National Park Service

It's really happening! D.C.'s cherry blossoms have begun to bloom, and their expected peak bloom dates have been bumped up.

The National Park Service posted Tuesday morning that peak bloom is now expected from Thursday through Sunday.

The news comes after the blossoms actually had their peak bloom date pushed back twice due to cold weather.

The NPS said on Sunday that 20 percent of the Yoshino cherry trees were at full blossom and gave that figure again Tuesday. Peak bloom is defined as when at least 70 percent of the Yoshino trees around the Tidal Basin are blossoming.

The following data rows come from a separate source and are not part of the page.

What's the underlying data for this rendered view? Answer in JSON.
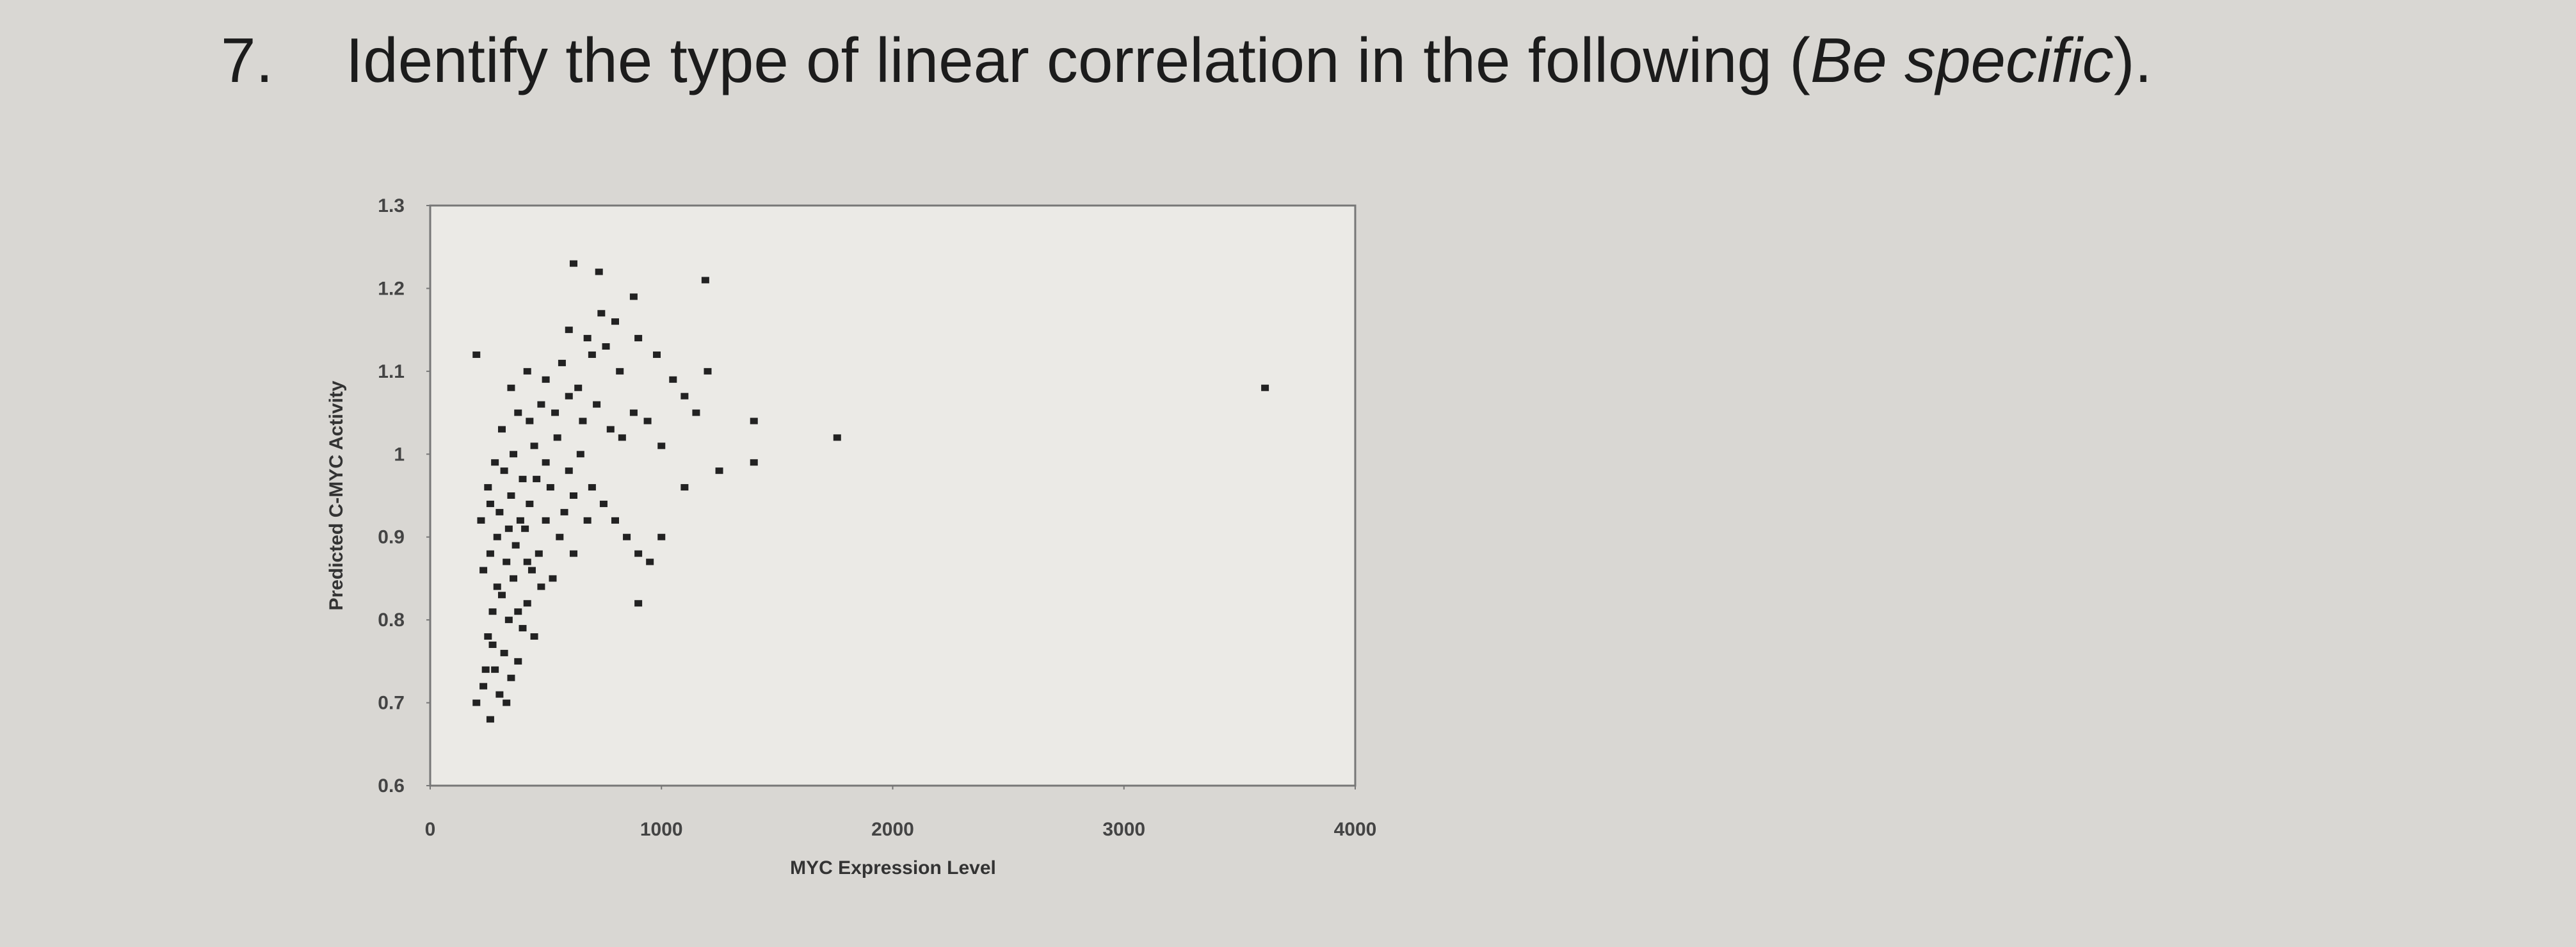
{
  "question": {
    "number": "7.",
    "text": "Identify the type of linear correlation in the following (",
    "emphasis": "Be specific",
    "end": ")."
  },
  "chart_data": {
    "type": "scatter",
    "x_label": "MYC Expression Level",
    "y_label": "Predicted C-MYC Activity",
    "xlim": [
      0,
      4000
    ],
    "xticks": [
      0,
      1000,
      2000,
      3000,
      4000
    ],
    "ylim": [
      0.6,
      1.3
    ],
    "yticks": [
      0.6,
      0.7,
      0.8,
      0.9,
      1,
      1.1,
      1.2,
      1.3
    ],
    "color": "#222222",
    "x": [
      200,
      230,
      260,
      280,
      300,
      320,
      250,
      350,
      380,
      400,
      270,
      310,
      340,
      360,
      420,
      450,
      480,
      230,
      260,
      290,
      330,
      370,
      410,
      440,
      470,
      500,
      530,
      560,
      300,
      350,
      390,
      430,
      460,
      520,
      580,
      620,
      250,
      280,
      320,
      360,
      400,
      450,
      500,
      550,
      600,
      650,
      700,
      750,
      800,
      850,
      900,
      950,
      310,
      380,
      430,
      480,
      540,
      600,
      660,
      720,
      780,
      830,
      880,
      940,
      1000,
      350,
      420,
      500,
      570,
      640,
      700,
      760,
      820,
      900,
      980,
      1050,
      1100,
      600,
      680,
      740,
      800,
      880,
      1200,
      1150,
      1400,
      1400,
      1760,
      3610,
      200,
      620,
      730,
      1190,
      900,
      1000,
      1100,
      1250,
      240,
      270,
      330,
      290,
      380,
      420,
      220,
      260,
      340,
      620,
      680
    ],
    "values": [
      0.7,
      0.72,
      0.68,
      0.74,
      0.71,
      0.76,
      0.78,
      0.73,
      0.75,
      0.79,
      0.81,
      0.83,
      0.8,
      0.85,
      0.82,
      0.78,
      0.84,
      0.86,
      0.88,
      0.9,
      0.87,
      0.89,
      0.91,
      0.86,
      0.88,
      0.92,
      0.85,
      0.9,
      0.93,
      0.95,
      0.92,
      0.94,
      0.97,
      0.96,
      0.93,
      0.95,
      0.96,
      0.99,
      0.98,
      1.0,
      0.97,
      1.01,
      0.99,
      1.02,
      0.98,
      1.0,
      0.96,
      0.94,
      0.92,
      0.9,
      0.88,
      0.87,
      1.03,
      1.05,
      1.04,
      1.06,
      1.05,
      1.07,
      1.04,
      1.06,
      1.03,
      1.02,
      1.05,
      1.04,
      1.01,
      1.08,
      1.1,
      1.09,
      1.11,
      1.08,
      1.12,
      1.13,
      1.1,
      1.14,
      1.12,
      1.09,
      1.07,
      1.15,
      1.14,
      1.17,
      1.16,
      1.19,
      1.1,
      1.05,
      0.99,
      1.04,
      1.02,
      1.08,
      1.12,
      1.23,
      1.22,
      1.21,
      0.82,
      0.9,
      0.96,
      0.98,
      0.74,
      0.77,
      0.7,
      0.84,
      0.81,
      0.87,
      0.92,
      0.94,
      0.91,
      0.88,
      0.92
    ]
  }
}
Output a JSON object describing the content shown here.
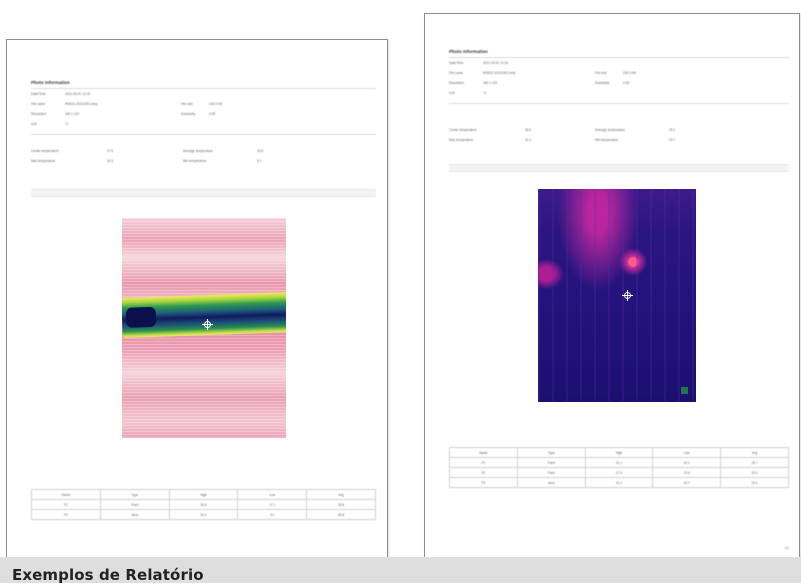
{
  "caption": "Exemplos de Relatório",
  "left_report": {
    "title": "Photo Information",
    "info_rows": [
      [
        {
          "label": "Date/Time",
          "value": "2021-03-01 12:15"
        }
      ],
      [
        {
          "label": "File name",
          "value": "IR0021-20210301.bmp"
        },
        {
          "label": "File size",
          "value": "230.4 KB"
        }
      ],
      [
        {
          "label": "Resolution",
          "value": "160 x 120"
        },
        {
          "label": "Emissivity",
          "value": "0.95"
        }
      ],
      [
        {
          "label": "Unit",
          "value": "°C"
        }
      ]
    ],
    "temp_rows": [
      [
        {
          "label": "Center temperature",
          "value": "27.0"
        },
        {
          "label": "Average temperature",
          "value": "26.8"
        }
      ],
      [
        {
          "label": "Max temperature",
          "value": "32.3"
        },
        {
          "label": "Min temperature",
          "value": "9.1"
        }
      ]
    ],
    "table": {
      "headers": [
        "Name",
        "Type",
        "High",
        "Low",
        "Avg"
      ],
      "rows": [
        [
          "P1",
          "Point",
          "26.8",
          "17.1",
          "26.8"
        ],
        [
          "P2",
          "Area",
          "32.3",
          "9.1",
          "26.8"
        ]
      ]
    }
  },
  "right_report": {
    "title": "Photo Information",
    "info_rows": [
      [
        {
          "label": "Date/Time",
          "value": "2021-03-01 12:20"
        }
      ],
      [
        {
          "label": "File name",
          "value": "IR0022-20210301.bmp"
        },
        {
          "label": "File size",
          "value": "230.4 KB"
        }
      ],
      [
        {
          "label": "Resolution",
          "value": "160 x 120"
        },
        {
          "label": "Emissivity",
          "value": "0.95"
        }
      ],
      [
        {
          "label": "Unit",
          "value": "°C"
        }
      ]
    ],
    "temp_rows": [
      [
        {
          "label": "Center temperature",
          "value": "26.9"
        },
        {
          "label": "Average temperature",
          "value": "25.1"
        }
      ],
      [
        {
          "label": "Max temperature",
          "value": "31.2"
        },
        {
          "label": "Min temperature",
          "value": "20.7"
        }
      ]
    ],
    "table": {
      "headers": [
        "Name",
        "Type",
        "High",
        "Low",
        "Avg"
      ],
      "rows": [
        [
          "P1",
          "Point",
          "31.2",
          "20.1",
          "25.7"
        ],
        [
          "P2",
          "Point",
          "27.0",
          "23.4",
          "25.2"
        ],
        [
          "P3",
          "Area",
          "31.2",
          "20.7",
          "25.1"
        ]
      ]
    },
    "page_number": "1/1"
  }
}
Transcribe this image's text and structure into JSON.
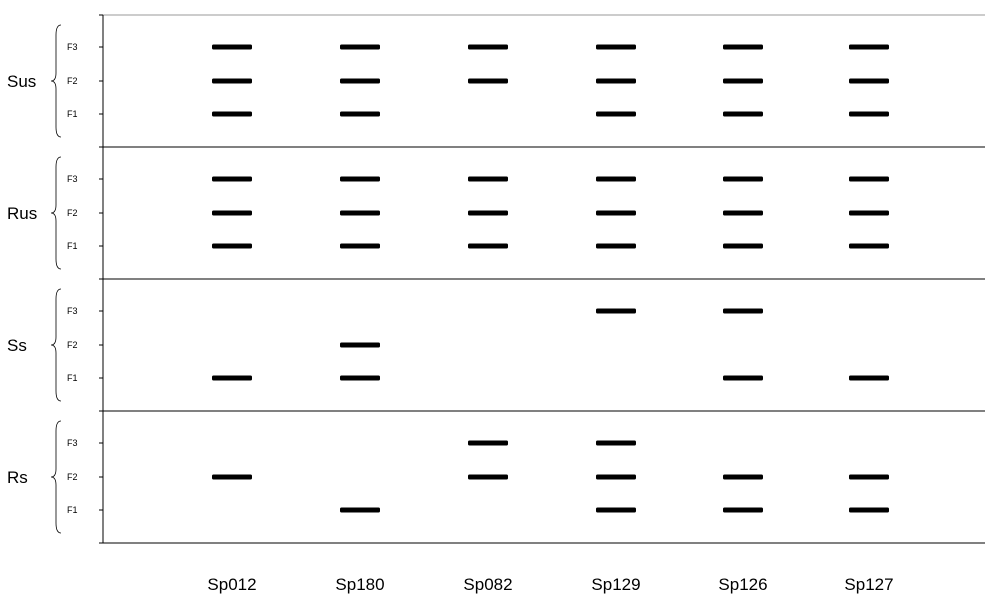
{
  "chart_data": {
    "type": "scatter",
    "description_kind": "presence/absence band pattern",
    "categories": [
      "Sp012",
      "Sp180",
      "Sp082",
      "Sp129",
      "Sp126",
      "Sp127"
    ],
    "groups": [
      {
        "label": "Sus",
        "levels": [
          "F3",
          "F2",
          "F1"
        ],
        "bands": {
          "F3": [
            1,
            1,
            1,
            1,
            1,
            1
          ],
          "F2": [
            1,
            1,
            1,
            1,
            1,
            1
          ],
          "F1": [
            1,
            1,
            0,
            1,
            1,
            1
          ]
        }
      },
      {
        "label": "Rus",
        "levels": [
          "F3",
          "F2",
          "F1"
        ],
        "bands": {
          "F3": [
            1,
            1,
            1,
            1,
            1,
            1
          ],
          "F2": [
            1,
            1,
            1,
            1,
            1,
            1
          ],
          "F1": [
            1,
            1,
            1,
            1,
            1,
            1
          ]
        }
      },
      {
        "label": "Ss",
        "levels": [
          "F3",
          "F2",
          "F1"
        ],
        "bands": {
          "F3": [
            0,
            0,
            0,
            1,
            1,
            0
          ],
          "F2": [
            0,
            1,
            0,
            0,
            0,
            0
          ],
          "F1": [
            1,
            1,
            0,
            0,
            1,
            1
          ]
        }
      },
      {
        "label": "Rs",
        "levels": [
          "F3",
          "F2",
          "F1"
        ],
        "bands": {
          "F3": [
            0,
            0,
            1,
            1,
            0,
            0
          ],
          "F2": [
            1,
            0,
            1,
            1,
            1,
            1
          ],
          "F1": [
            0,
            1,
            0,
            1,
            1,
            1
          ]
        }
      }
    ],
    "band_color": "#000000",
    "grid": false
  }
}
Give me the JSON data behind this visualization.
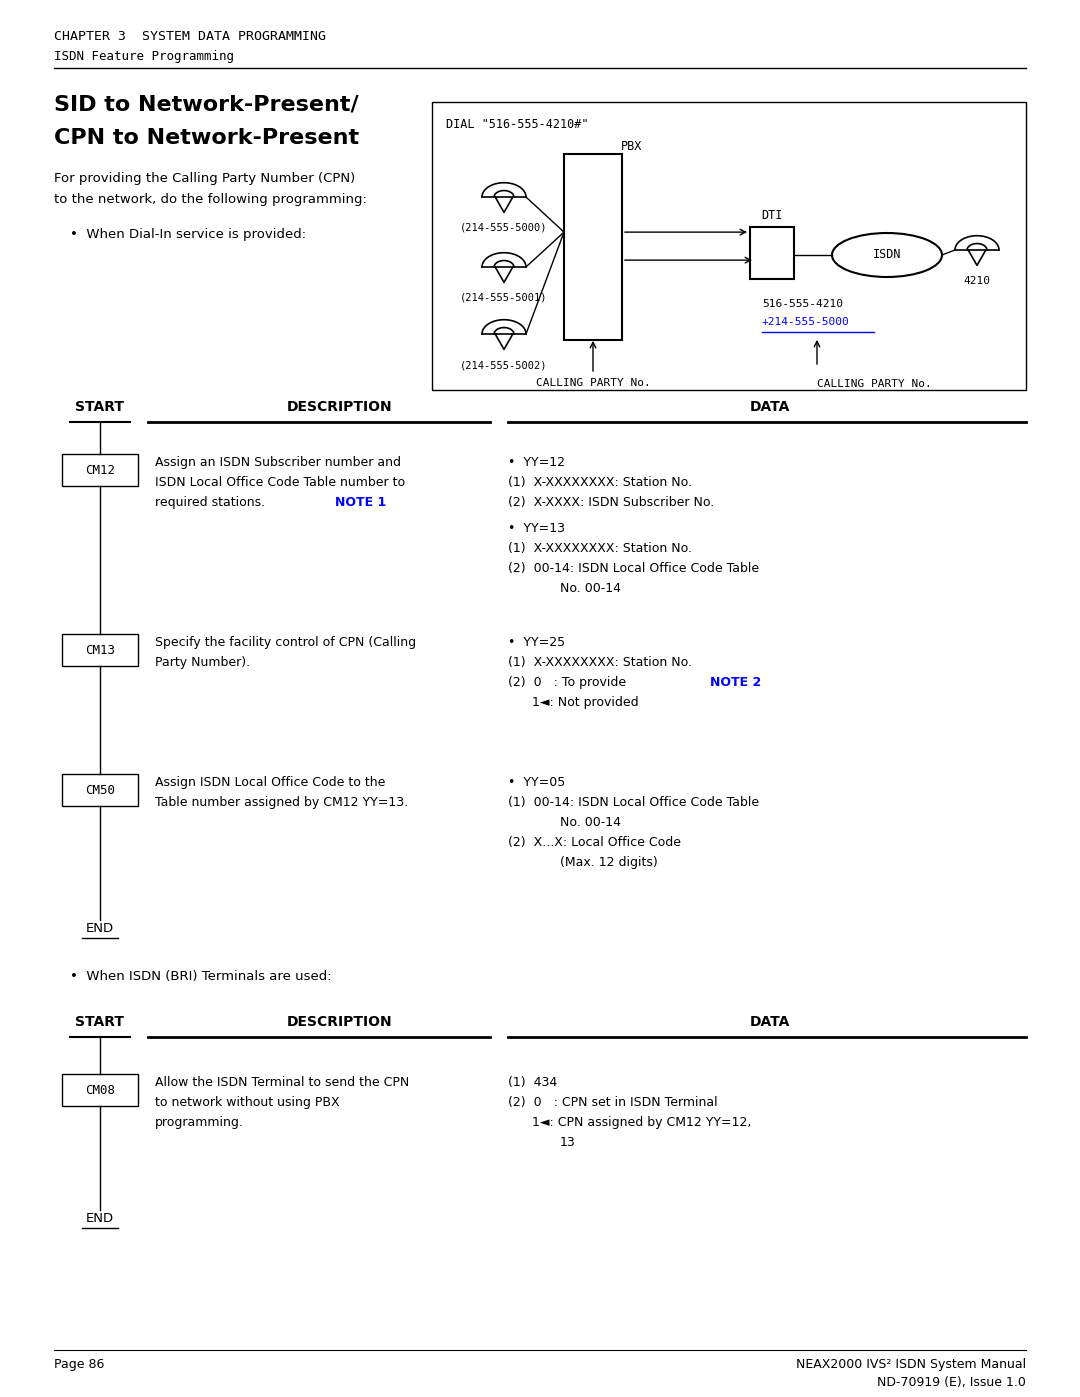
{
  "chapter_title": "CHAPTER 3  SYSTEM DATA PROGRAMMING",
  "chapter_subtitle": "ISDN Feature Programming",
  "section_title_line1": "SID to Network-Present/",
  "section_title_line2": "CPN to Network-Present",
  "footer_left": "Page 86",
  "footer_right_line1": "NEAX2000 IVS² ISDN System Manual",
  "footer_right_line2": "ND-70919 (E), Issue 1.0",
  "note_color": "#0000FF",
  "background_color": "#FFFFFF"
}
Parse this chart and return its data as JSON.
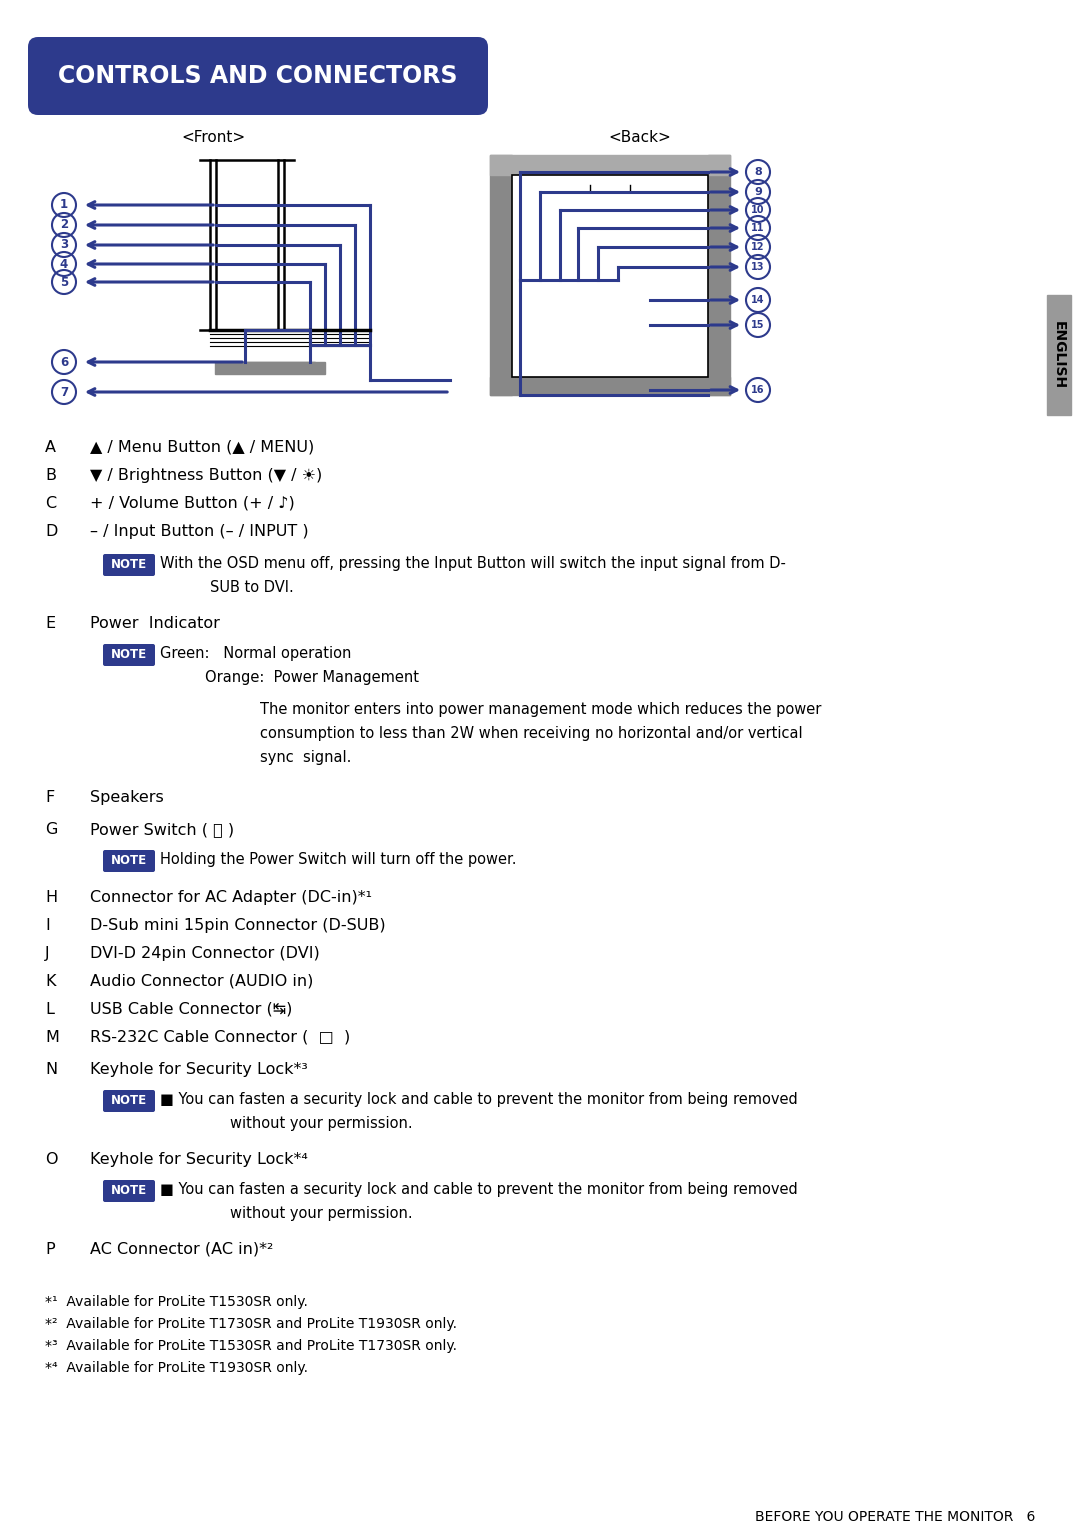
{
  "title": "CONTROLS AND CONNECTORS",
  "title_bg": "#2d3a8c",
  "title_fg": "#ffffff",
  "front_label": "<Front>",
  "back_label": "<Back>",
  "english_label": "ENGLISH",
  "bg_color": "#ffffff",
  "text_color": "#000000",
  "note_bg": "#2d3a8c",
  "note_fg": "#ffffff",
  "diagram_color": "#2d3a8c",
  "footnotes": [
    "*¹  Available for ProLite T1530SR only.",
    "*²  Available for ProLite T1730SR and ProLite T1930SR only.",
    "*³  Available for ProLite T1530SR and ProLite T1730SR only.",
    "*⁴  Available for ProLite T1930SR only."
  ],
  "footer": "BEFORE YOU OPERATE THE MONITOR   6"
}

Once they reach peak bloom, the blossoms can remain on the trees from four to 10 days -- but the NPS is cautioning that this year's blooming period could be gone with the wind.

"Keeping an eye on gusty winds tomorrow, enemy of the blossoms!" the agency tweeted.

Temperatures won't be so cold that they could endanger the blossoms, but the wind will likely blow away some of them, Storm Team4 Meteorologist Amelia Draper said. The biggest risk comes to those blossoms that are further along in the blooming cycle.

In other words, get out and see those blossoms as soon as you can.